Segundo Paloma Venturelli, presidente do Sinditrigo-PR (Sindicato da Indústria do Trigo no Estado do Paraná) e CEO do Moinho Globo, os moinhos já repassaram, em média, entre 10% e 15% do aumento de custos, mas a necessidade de novos reajustes permanece latente. Em 09/08/2026, a executiva destacou que o período é considerado um dos mais desafiadores das últimas duas décadas, com empresas reduzindo metas de volume para evitar a comercialização sem margem.
A dificuldade de repasse é agravada por incertezas climáticas e logísticas. O Rio Grande do Sul enfrenta desafios devido aos impactos do El Niño, enquanto a área plantada no Brasil apresenta tendência de queda. A qualidade do trigo importado, especialmente da Argentina, adiciona mais um nível de complexidade, dificultando a fixação de contratos entre produtores, cooperativas e moinhos, que aguardam a conclusão da colheita para uma visão mais clara da oferta.
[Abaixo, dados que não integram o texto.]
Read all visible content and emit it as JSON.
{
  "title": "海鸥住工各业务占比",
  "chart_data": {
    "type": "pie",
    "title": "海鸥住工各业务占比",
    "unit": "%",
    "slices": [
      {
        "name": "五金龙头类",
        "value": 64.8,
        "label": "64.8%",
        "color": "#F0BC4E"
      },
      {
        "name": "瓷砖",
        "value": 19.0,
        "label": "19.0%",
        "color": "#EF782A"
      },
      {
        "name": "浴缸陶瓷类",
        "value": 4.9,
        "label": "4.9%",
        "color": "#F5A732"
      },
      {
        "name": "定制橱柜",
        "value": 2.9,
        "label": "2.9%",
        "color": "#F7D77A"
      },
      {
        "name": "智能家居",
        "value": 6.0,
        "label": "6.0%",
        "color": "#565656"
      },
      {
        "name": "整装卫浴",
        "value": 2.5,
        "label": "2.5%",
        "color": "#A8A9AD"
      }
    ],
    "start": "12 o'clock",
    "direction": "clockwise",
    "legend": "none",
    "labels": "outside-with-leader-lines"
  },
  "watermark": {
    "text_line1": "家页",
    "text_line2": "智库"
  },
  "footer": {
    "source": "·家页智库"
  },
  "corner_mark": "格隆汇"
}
Na ponta final da cadeia, as padarias também tentam equilibrar as contas sem afastar o público. Alex Martins, presidente da Abip (Associação Brasileira da Indústria de Panificação e Confeitaria), aponta que, embora o trigo tenha subido entre 12% e 15% este ano, a sensibilidade do consumidor limita a capacidade de reajuste.
O pão francês, item de alta rotatividade, é o mais impactado, com expectativa de reajustes limitados a 4% para evitar perda de clientela. "Se for repassar tudo, a gente perde cliente", afirma Martins. Como a farinha representa até 30% dos custos totais de produção, a falta de um repasse integral compromete a lucratividade das padarias, exigindo uma gestão rigorosa para manter as portas abertas em um mercado cada vez mais sensível aos preços.